Magnetite was seen in brain of adolescents and children as young as 3 years, in the study. [A 2017 UNICEF report, “Clear the Air for Children,” said that about 2 billion children are exposed to hazardous air pollution levels; for 300 million of them, pollutants in the air they breathe exceed World Health Organization limits by six-fold.]

A Breath of Fresher Air

Although biological and epidemiological evidence linking airborne gases and particles to dementia is considerable, it doesn’t yet add up to a smoking gun, experts interviewed for this article agree.

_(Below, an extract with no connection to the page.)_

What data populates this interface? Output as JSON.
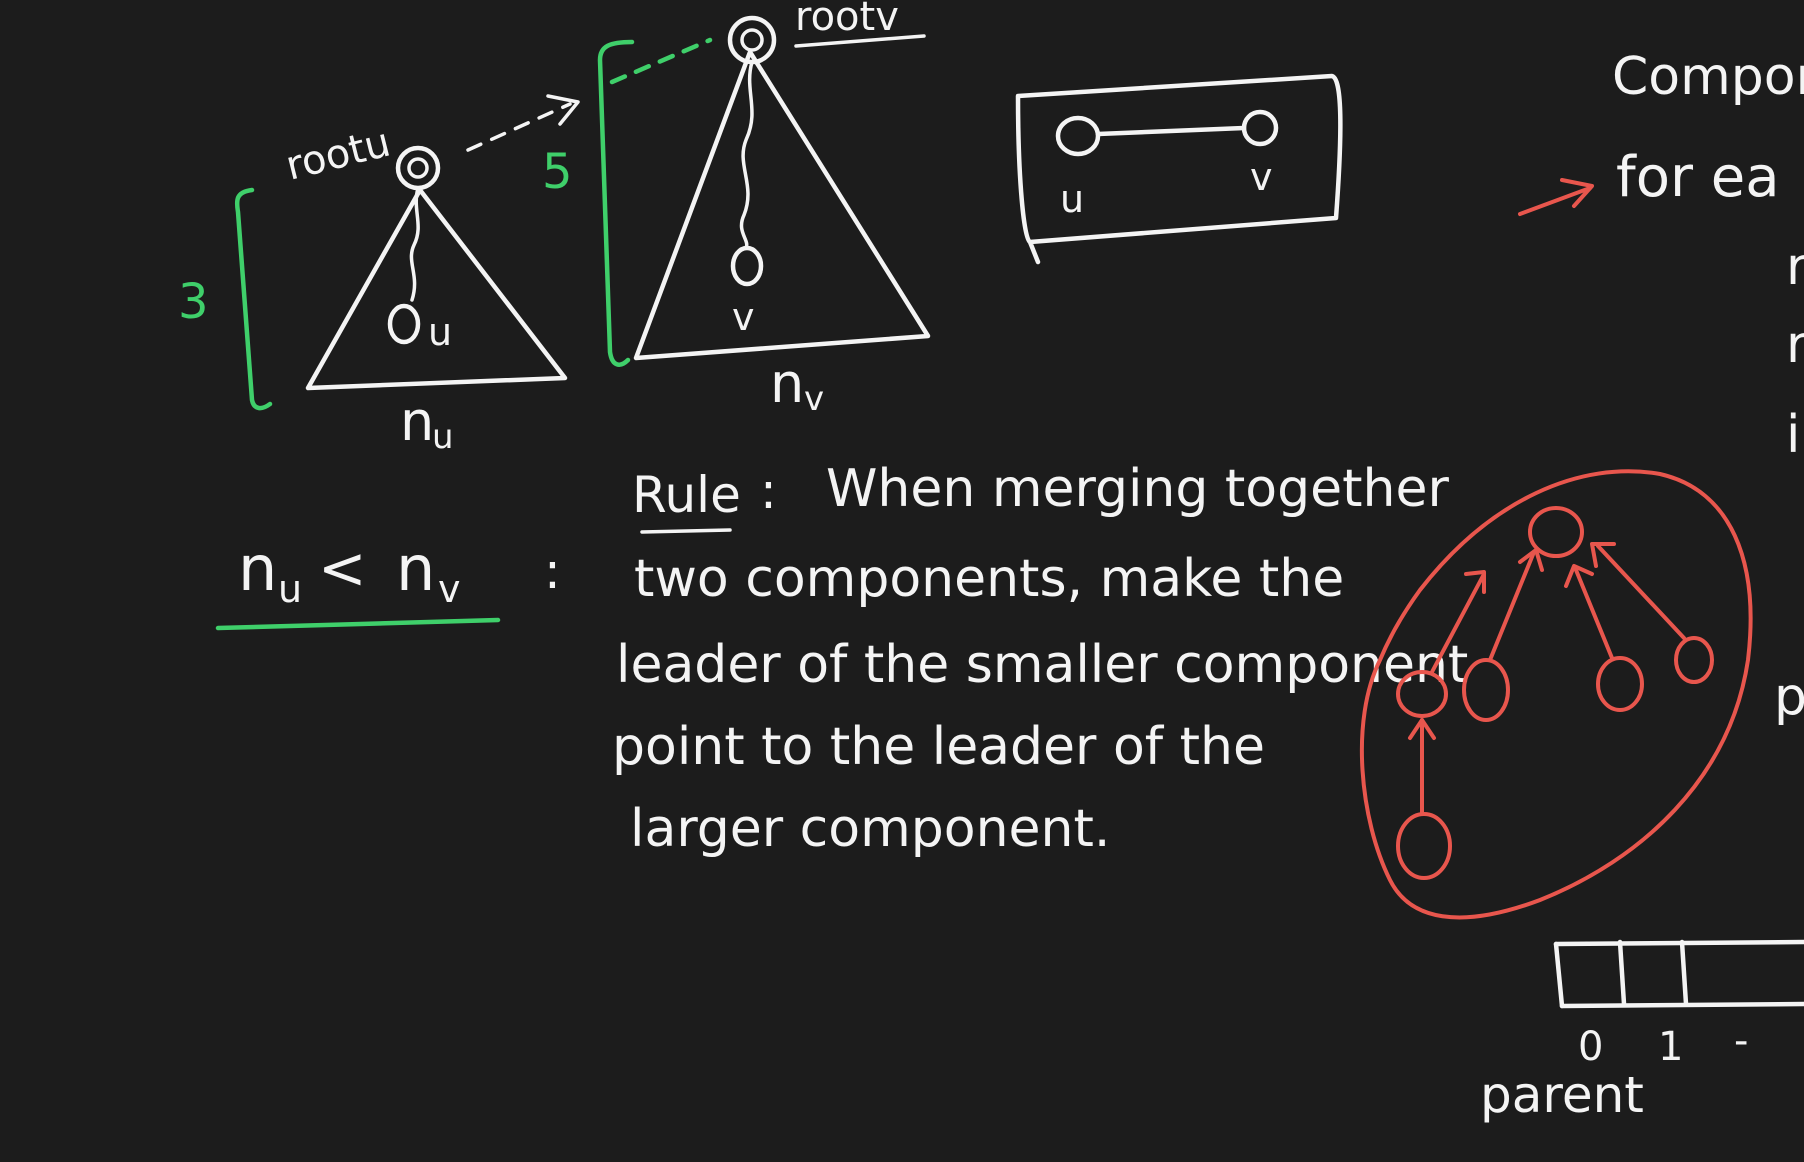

But it’s sufficiently strong to “make the argument that further control of air quality is desirable from a public health perspective, and that long-term exposure, not brief exacerbations, are what’s most important,” says Copes.

For urban planners, findings like his suggest that schools, homes, and offices might best be built at a slight remove from roadways, he says. “Relatively small setbacks make a big difference in the gradient of exposure.”  Buildings designed to be less permeable to pollution could offer another layer of protection.

Not everyone is equally vulnerable to pollution, Calderόn-Garcidueñas points out. “Many have factors of risk that accelerate the [neurodegenerative] process.”  For people who carry the APOE4 allele, the strongest genetic risk factor for Alzheimer’s, exposure may have heightened impact, she says. Cigarette smoking, female gender, obesity, and psychosocial stress appear to multiply the danger as well.

Air pollution is part of a bigger picture, Russ emphasizes. As more detailed data is gathered about environment, biology, and individual factors that converge in dementia risk, “we may move toward a personalized medicine approach to prevention,” he says.